Presque chaque jour de notre vie, nous apprenons les faits les plus importants en regardant des rangées de petites marques noires d’une variété très limitée de formes. Et cette variété peut être réduite à une étonnante simplicité : l’alphabet Morse parvient à exprimer toute pensée qui a jamais pénétré ou pénétrera jamais dans l’esprit humain au moyen des signes les plus simples, un point et un tiret.

Comment cela se fait-il ? Qu’est-ce qui rend l’expression possible ? Une première réponse semble se présenter sans difficulté : c’est évidemment l’arrangement, l’ordre particulier ou la combinaison des signes qui constitue l’essence du langage. C’est parce qu’un nombre limité de symboles peut être arrangé d’un nombre illimité de façons différentes que n’importe quel ensemble de symboles peut être utilisé pour exprimer n’importe quel fait. Je pourrais utiliser une chaise dans ma chambre, par exemple, comme un moyen de dire tout ce qu’il me plaît. Tout ce que j’ai à faire est de choisir un certain nombre de positions différentes de la chaise dans la pièce et de convenir que chacune d’entre elles correspondra à une lettre de l’alphabet. Par cet accord, j’aurai construit un nouveau langage qui consistera à changer la position de la chaise ; et en la déplaçant dans la pièce, je pourrai exprimer toutes les pièces de Shakespeare avec la même perfection que les meilleures éditions imprimées.

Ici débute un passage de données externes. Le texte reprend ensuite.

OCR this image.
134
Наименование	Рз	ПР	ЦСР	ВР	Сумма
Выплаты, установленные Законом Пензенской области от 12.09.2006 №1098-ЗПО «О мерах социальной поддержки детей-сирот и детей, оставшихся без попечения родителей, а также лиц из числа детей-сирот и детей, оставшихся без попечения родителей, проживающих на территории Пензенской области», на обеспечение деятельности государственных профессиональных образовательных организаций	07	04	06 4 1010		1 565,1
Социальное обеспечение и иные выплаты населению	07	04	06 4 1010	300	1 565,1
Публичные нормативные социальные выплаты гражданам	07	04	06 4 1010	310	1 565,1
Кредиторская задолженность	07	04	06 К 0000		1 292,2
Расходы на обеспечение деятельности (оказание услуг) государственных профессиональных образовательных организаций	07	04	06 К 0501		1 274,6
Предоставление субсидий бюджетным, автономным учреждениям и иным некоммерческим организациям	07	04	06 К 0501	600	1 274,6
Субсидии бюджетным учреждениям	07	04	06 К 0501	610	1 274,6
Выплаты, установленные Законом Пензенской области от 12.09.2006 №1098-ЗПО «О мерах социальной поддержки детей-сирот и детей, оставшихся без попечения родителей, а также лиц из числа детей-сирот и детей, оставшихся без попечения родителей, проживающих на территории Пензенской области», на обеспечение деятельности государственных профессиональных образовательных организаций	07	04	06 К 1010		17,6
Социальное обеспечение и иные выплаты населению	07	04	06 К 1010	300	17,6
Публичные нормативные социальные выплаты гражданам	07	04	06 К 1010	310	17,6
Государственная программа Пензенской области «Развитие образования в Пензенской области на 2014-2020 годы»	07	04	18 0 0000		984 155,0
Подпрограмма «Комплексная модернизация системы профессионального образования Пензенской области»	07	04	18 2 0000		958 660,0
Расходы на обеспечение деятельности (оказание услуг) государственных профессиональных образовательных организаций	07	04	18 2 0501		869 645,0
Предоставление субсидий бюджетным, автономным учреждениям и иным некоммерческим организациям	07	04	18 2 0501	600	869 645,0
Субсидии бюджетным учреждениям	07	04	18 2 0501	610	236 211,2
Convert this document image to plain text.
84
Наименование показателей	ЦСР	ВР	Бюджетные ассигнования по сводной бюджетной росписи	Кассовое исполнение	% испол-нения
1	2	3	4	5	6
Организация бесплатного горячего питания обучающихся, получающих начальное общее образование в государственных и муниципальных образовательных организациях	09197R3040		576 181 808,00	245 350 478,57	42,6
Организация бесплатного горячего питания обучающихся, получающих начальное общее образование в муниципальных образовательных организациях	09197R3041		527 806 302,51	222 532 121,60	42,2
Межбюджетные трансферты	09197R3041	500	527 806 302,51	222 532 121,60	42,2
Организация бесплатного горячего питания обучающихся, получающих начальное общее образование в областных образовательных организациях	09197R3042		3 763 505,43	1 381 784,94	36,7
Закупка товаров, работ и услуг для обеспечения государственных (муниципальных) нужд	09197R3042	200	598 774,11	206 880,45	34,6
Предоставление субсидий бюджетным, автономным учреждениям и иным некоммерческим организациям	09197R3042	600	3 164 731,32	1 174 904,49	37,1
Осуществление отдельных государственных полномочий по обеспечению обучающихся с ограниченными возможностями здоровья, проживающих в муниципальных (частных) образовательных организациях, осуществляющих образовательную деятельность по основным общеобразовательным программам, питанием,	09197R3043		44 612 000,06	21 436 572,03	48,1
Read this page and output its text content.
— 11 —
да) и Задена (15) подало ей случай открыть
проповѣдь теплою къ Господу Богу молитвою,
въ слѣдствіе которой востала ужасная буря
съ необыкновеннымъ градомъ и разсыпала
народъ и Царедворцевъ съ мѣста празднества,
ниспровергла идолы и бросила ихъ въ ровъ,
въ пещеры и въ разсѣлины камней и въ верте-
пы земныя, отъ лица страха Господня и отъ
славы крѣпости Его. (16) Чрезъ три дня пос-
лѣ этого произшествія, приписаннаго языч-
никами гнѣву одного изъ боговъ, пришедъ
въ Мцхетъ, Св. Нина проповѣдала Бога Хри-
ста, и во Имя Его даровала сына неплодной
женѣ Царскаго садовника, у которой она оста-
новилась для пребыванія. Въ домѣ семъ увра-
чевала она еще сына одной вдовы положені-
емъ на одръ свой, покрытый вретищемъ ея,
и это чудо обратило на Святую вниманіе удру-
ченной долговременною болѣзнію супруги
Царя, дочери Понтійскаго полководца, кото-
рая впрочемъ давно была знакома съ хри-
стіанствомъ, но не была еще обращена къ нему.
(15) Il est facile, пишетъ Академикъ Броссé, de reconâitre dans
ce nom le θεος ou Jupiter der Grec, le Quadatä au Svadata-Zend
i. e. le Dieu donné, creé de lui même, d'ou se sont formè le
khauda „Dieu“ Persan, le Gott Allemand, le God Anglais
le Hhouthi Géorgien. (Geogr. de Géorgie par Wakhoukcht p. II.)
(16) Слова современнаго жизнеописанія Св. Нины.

Le même ensemble de signes qui a servi à décrire un certain état de choses peut, par le biais d’un réarrangement, servir à décrire un état de choses entièrement différent, de telle sorte que nous connaissons la signification de la nouvelle combinaison sans qu’elle nous soit expliquée. Cette dernière propriété est le point important qui distingue l’Expression de la simple Représentation ; c’est le seul point essentiel.